11. Internationaler Kongress Backsteinbaukunst in Wismar

Glawe: Backstein ist ein zeitlos eingesetzter Baustoff – baukulturelle und touristische Bedeutung der Backsteinbaukunst stärker beto-nen

„Backsteinbaukunst – Substanz und Schein“ lautete das Kernthema des 11. Internationalen Kongresses Backsteinbaukunst, der am 01. und 02. September 2016 in der Kirche St. Georgen in Wismar (Landkreis Nordwestmecklenburg) stattfand. „Die Backsteinbaukunst findet sich in Mecklenburg-Vorpommern und im gesamten norddeutschen Ostseeraum in vielen Bauten wieder und wirkt prägend für die Regionen. Backstein ist ein Zeugnis für die Vergangenheit und Moderne gleichermaßen. Auch heute ist Backstein ein zeitlos eingesetzter Baustoff, der durch seine Witterungs-, Umwelt- und Energiebeständigkeit überzeugt“, sagte der Minister für Wirtschaft, Bau und Tourismus Harry Glawe am Donnerstag vor Ort. „Der Kongress trägt dazu bei, dass die baukulturelle und touristische Bedeutung der beeindruckenden Bauten stärker in das Licht der Öffentlichkeit gerückt wird.

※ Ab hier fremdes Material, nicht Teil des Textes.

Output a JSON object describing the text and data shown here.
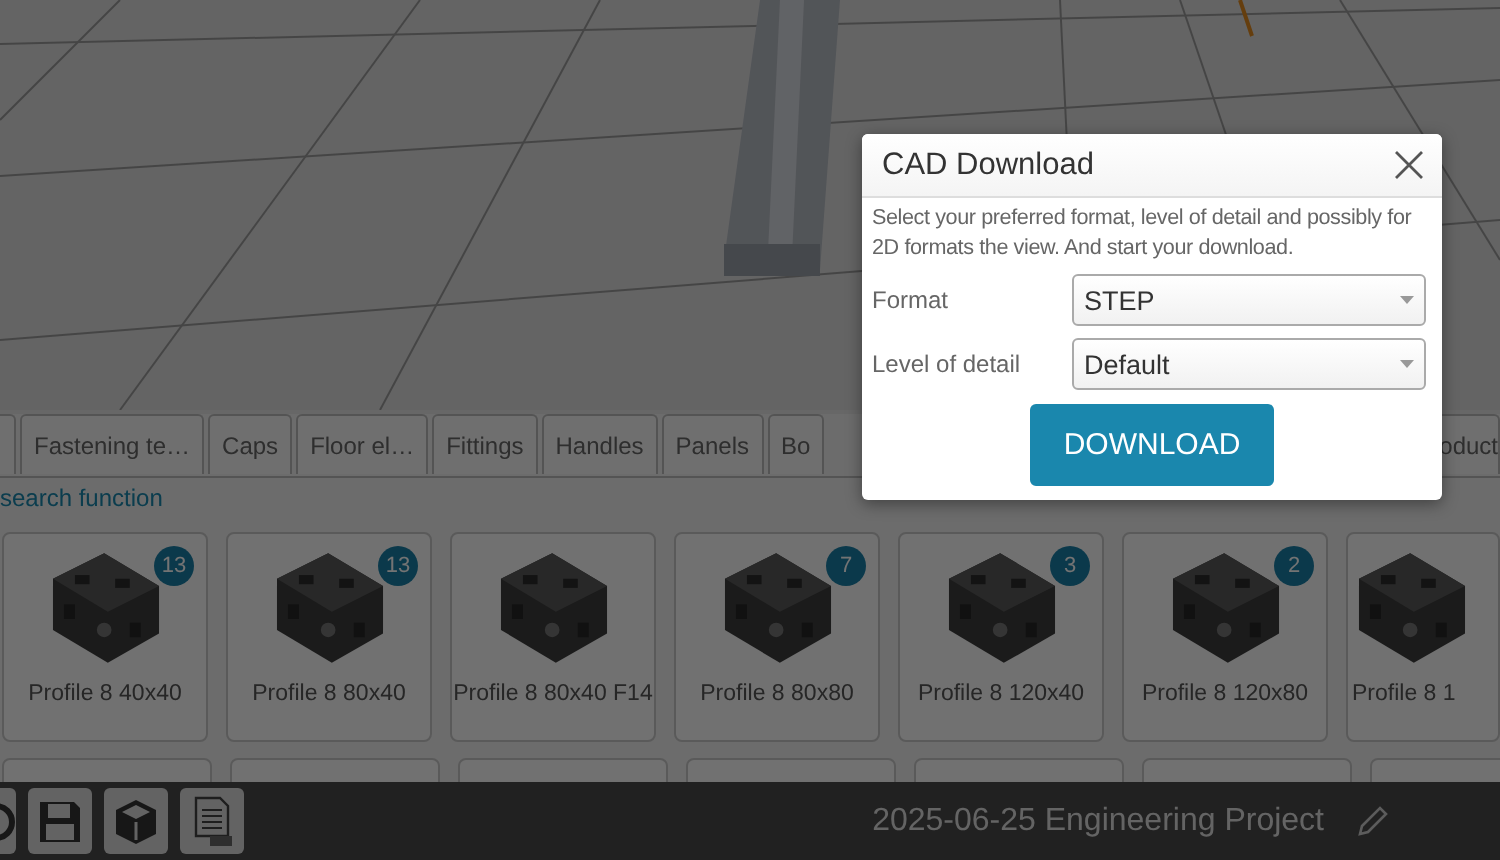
{
  "tabs": [
    {
      "label": "Fastening te…"
    },
    {
      "label": "Caps"
    },
    {
      "label": "Floor el…"
    },
    {
      "label": "Fittings"
    },
    {
      "label": "Handles"
    },
    {
      "label": "Panels"
    },
    {
      "label": "Bo"
    },
    {
      "label": "oduct"
    }
  ],
  "search_link": "search function",
  "cards": [
    {
      "label": "Profile 8 40x40",
      "count": "13"
    },
    {
      "label": "Profile 8 80x40",
      "count": "13"
    },
    {
      "label": "Profile 8 80x40 F14"
    },
    {
      "label": "Profile 8 80x80",
      "count": "7"
    },
    {
      "label": "Profile 8 120x40",
      "count": "3"
    },
    {
      "label": "Profile 8 120x80",
      "count": "2"
    },
    {
      "label": "Profile 8 1"
    }
  ],
  "project_title": "2025-06-25 Engineering Project",
  "dialog": {
    "title": "CAD Download",
    "description": "Select your preferred format, level of detail and possibly for 2D formats the view. And start your download.",
    "fields": [
      {
        "label": "Format",
        "value": "STEP"
      },
      {
        "label": "Level of detail",
        "value": "Default"
      }
    ],
    "button": "DOWNLOAD"
  }
}
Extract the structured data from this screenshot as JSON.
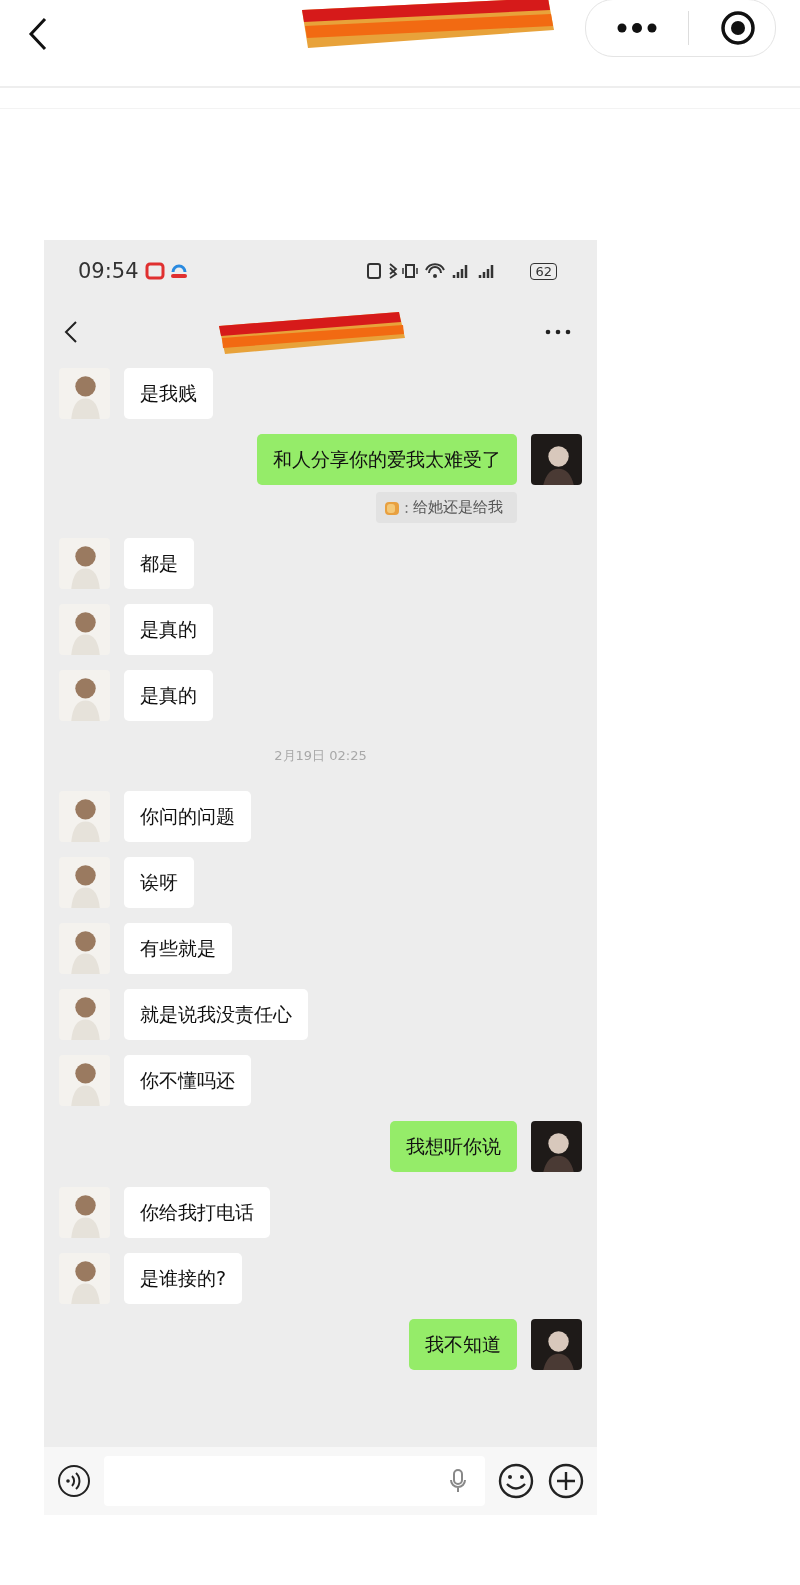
{
  "status_bar": {
    "time": "09:54",
    "battery": "62"
  },
  "messages": [
    {
      "kind": "in",
      "text": "是我贱"
    },
    {
      "kind": "out",
      "text": "和人分享你的爱我太难受了"
    },
    {
      "kind": "quote",
      "separator": ":",
      "text": "给她还是给我"
    },
    {
      "kind": "in",
      "text": "都是"
    },
    {
      "kind": "in",
      "text": "是真的"
    },
    {
      "kind": "in",
      "text": "是真的"
    },
    {
      "kind": "time",
      "text": "2月19日 02:25"
    },
    {
      "kind": "in",
      "text": "你问的问题"
    },
    {
      "kind": "in",
      "text": "诶呀"
    },
    {
      "kind": "in",
      "text": "有些就是"
    },
    {
      "kind": "in",
      "text": "就是说我没责任心"
    },
    {
      "kind": "in",
      "text": "你不懂吗还"
    },
    {
      "kind": "out",
      "text": "我想听你说"
    },
    {
      "kind": "in",
      "text": "你给我打电话"
    },
    {
      "kind": "in",
      "text": "是谁接的?"
    },
    {
      "kind": "out",
      "text": "我不知道"
    }
  ]
}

Initiative Baukultur Mecklenburg-Vorpommern

Das Wirtschafts- und Bauministerium, die Architektenkammer sowie die Ingenieurkammer des Landes haben gemeinsam die Initiative „Baukultur Mecklenburg-Vorpommern“ ins Leben gerufen. Ziel ist es, einen breiten Dialog zu baukulturellen Fragen zu initiieren. Dabei geht es um das öffentliche Bewusstsein für qualitätsvolle Architektur und den planerischen Umgang mit dem natürlichen und historischen Erbe im Land. „Regionale Baukultur hat eine doppelte Funktion - zum einen kann die touristische Attraktivität von Regionen gesteigert werden. Das zeigt beispielsweise eindrucksvoll die Europäische Route der Backsteingotik, die Touristen zu Klöstern, Rathäusern, Stadttoren, Mauern und Kirchen führt. Zum anderen stärkt die Baukultur die Tendenz zum qualitätsvollen Bauen“, sagte Glawe.

Auf den Internetseiten www.baukultur-mv.de im Bereich Publikationen steht die Studie „Regionale Baukultur und Tourismus“ zum Download. Die Publikation zeigt, wie regionale Baukultur und Tourismus strukturiert und zielgerichtet zusammenarbeiten können, wie Baukultur gezielt als „Qualitätslabel“ einer Region genutzt werden kann, wie es die Tourismuswirtschaft unterstützen und die Lebensqualität in der Region insgesamt fördern kann.

Wirtschaftsministerium unterstützt die Sanierung von Backsteinbauten

Aus Bundes- und Landesmitteln wurden vom Wirtschaftsministerium seit dem Jahr 2011 rund 13 Millionen Euro für bauliche Maßnahmen an Kirchengebäuden bei einem Gesamtinvestitionsvolumen in Höhe von rund 26 Millionen Euro zur Verfügung gestellt. Unter anderem wurden damit die Kirche in Vellahn (Landkreis Ludwigslust-Parchim), die Kirche St. Paul in Schwerin, die Dorfkapelle in Meetzen (Landkreis Nordwestmecklenburg), die Stadtkirche St. Peter und Paul in Teterow (Landkreis Rostock), die Kirche St. Petri in Wolgast (Landkreis Vorpommern-Greifswald) und die St. Marien Kirche in Kenz (Landkreis Vorpommern-Rügen) unterstützt. „Die Kirchen der Backsteingotik in den Städten und Gemeinden unseres Landes sind weit über die Landesgrenzen hinaus bekannt. Die Unterstützung von baulichen Maßnahmen an den sakralen Gebäuden ist ein wichtiges Element, um die regionaltypischen und oftmals ortsbildprägenden Bauten für Einheimische als identitätsstiftend und für Gäste als touristisches Ausflugsziel zu erhalten“, sagte Glawe.

Informationen zum 11. Internationalen Kongress Backsteinbaukunst

Veranstalter der Tagung sind die Hansestädte Rostock, Stralsund, Wismar und Lübeck sowie das Europäische Zentrum der Backsteinbaukunst und die Deutsche Stiftung Denkmalschutz (DSD). Über 100 Teilnehmer informierten sich über die Anfänge des Backsteinbaus, die verschiedenen Epochen sowie um die Baukunst. Weitere Schwerpunkte sind beispielsweise Probleme der Restaurierung sowie der Einfluss des Klimawandels.